Leslie admits she was offended when she learned her family’s high-caliber all-colored revue was considered the carnival jig show. She had always known ‘jig’ as an insult to black people and immediately made the connection to the term born in the European renaissance in celebration of play and dance to song that devolved into a racist slur and found a temporary and perplexing home on the pages of Billboard Magazine. Her grandfather’s so called ‘jig’ show became a gem in the cap of the world’s largest carnival. Leon Claxton’s Harlem in Havana endeared fans in communities across North America, west of the Mississippi, while performers of color back east bumped painfully against the walls of the Chitlin Circuit or the coveted few opportunities in America’s major cities.
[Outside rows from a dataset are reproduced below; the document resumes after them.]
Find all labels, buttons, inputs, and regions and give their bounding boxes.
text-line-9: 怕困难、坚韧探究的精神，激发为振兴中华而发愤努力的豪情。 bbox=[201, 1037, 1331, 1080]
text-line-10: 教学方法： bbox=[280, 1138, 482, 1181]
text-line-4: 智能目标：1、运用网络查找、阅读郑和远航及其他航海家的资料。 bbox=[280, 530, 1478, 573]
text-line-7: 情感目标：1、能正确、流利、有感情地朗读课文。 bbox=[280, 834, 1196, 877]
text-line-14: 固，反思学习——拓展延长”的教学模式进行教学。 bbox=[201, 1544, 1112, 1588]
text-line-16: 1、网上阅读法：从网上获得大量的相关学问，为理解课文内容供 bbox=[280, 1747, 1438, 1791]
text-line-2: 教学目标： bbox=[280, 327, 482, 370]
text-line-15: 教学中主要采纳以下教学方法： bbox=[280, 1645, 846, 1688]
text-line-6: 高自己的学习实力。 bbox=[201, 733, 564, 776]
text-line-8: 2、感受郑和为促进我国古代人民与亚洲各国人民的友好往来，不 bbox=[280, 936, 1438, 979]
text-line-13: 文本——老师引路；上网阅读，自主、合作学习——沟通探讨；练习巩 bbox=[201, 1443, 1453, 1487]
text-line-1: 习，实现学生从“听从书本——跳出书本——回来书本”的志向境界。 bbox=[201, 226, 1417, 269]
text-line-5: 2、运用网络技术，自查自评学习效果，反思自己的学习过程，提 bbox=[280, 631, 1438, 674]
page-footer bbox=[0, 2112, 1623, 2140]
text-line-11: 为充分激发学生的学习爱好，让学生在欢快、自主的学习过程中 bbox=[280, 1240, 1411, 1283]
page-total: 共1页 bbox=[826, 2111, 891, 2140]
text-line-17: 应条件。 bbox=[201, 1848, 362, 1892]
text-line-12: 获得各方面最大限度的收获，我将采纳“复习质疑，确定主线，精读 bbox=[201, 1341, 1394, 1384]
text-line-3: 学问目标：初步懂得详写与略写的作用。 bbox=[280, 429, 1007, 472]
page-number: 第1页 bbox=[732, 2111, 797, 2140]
“The carnival stage is often overlooked when recalling the contributions Black and Latino performers had on entertainment in America,” says Leslie. A forgotten legacy born out of black-face minstrel, this brown-skin human circus of the 20th century washed away the tar mask, gave dignity back to the stars and took vaudeville and burlesque to new heights of popularity and circulation through a myriad of routes. Leslie is on a mission to unearth is important American entertainment history, reclaim her family’s disregarded legacy and enrich the whole of our cultural knowledge before the memories die with the generation that carries them.
In September 2015, Leslie and her crew will travel to Tampa, Florida, the headquarters to Harlem in Havana for more than 40 years, to complete production in the key city. While there, Leslie will interview academics, carnival historians, former performers and patrons of Harlem in Havana. Filming will take place at the Museum of the American Carnival in Gibsonton, FL.
Coming in 2016, JIG SHOW | Leon Claxton’s Harlem in Havana was recently accepted into the Cucalorus Film Festival Work in Progress Program. Cucalorus is a non-competitive festival focused on supporting innovative artists and encouraging creative exchange. The festival is held each November in historic downtown Wilmington, North Carolina with screenings of 150 films from around the world. The Works-in-Progress program plays on the double meaning of the word “progress” by supporting films in-production by progressive filmmakers. The Works-in-Progress program is a partnership between Alternate ROOTS, Working Films, the Southern Documentary Fund and is funded in part by the North Carolina Arts Council and Alternate ROOTS.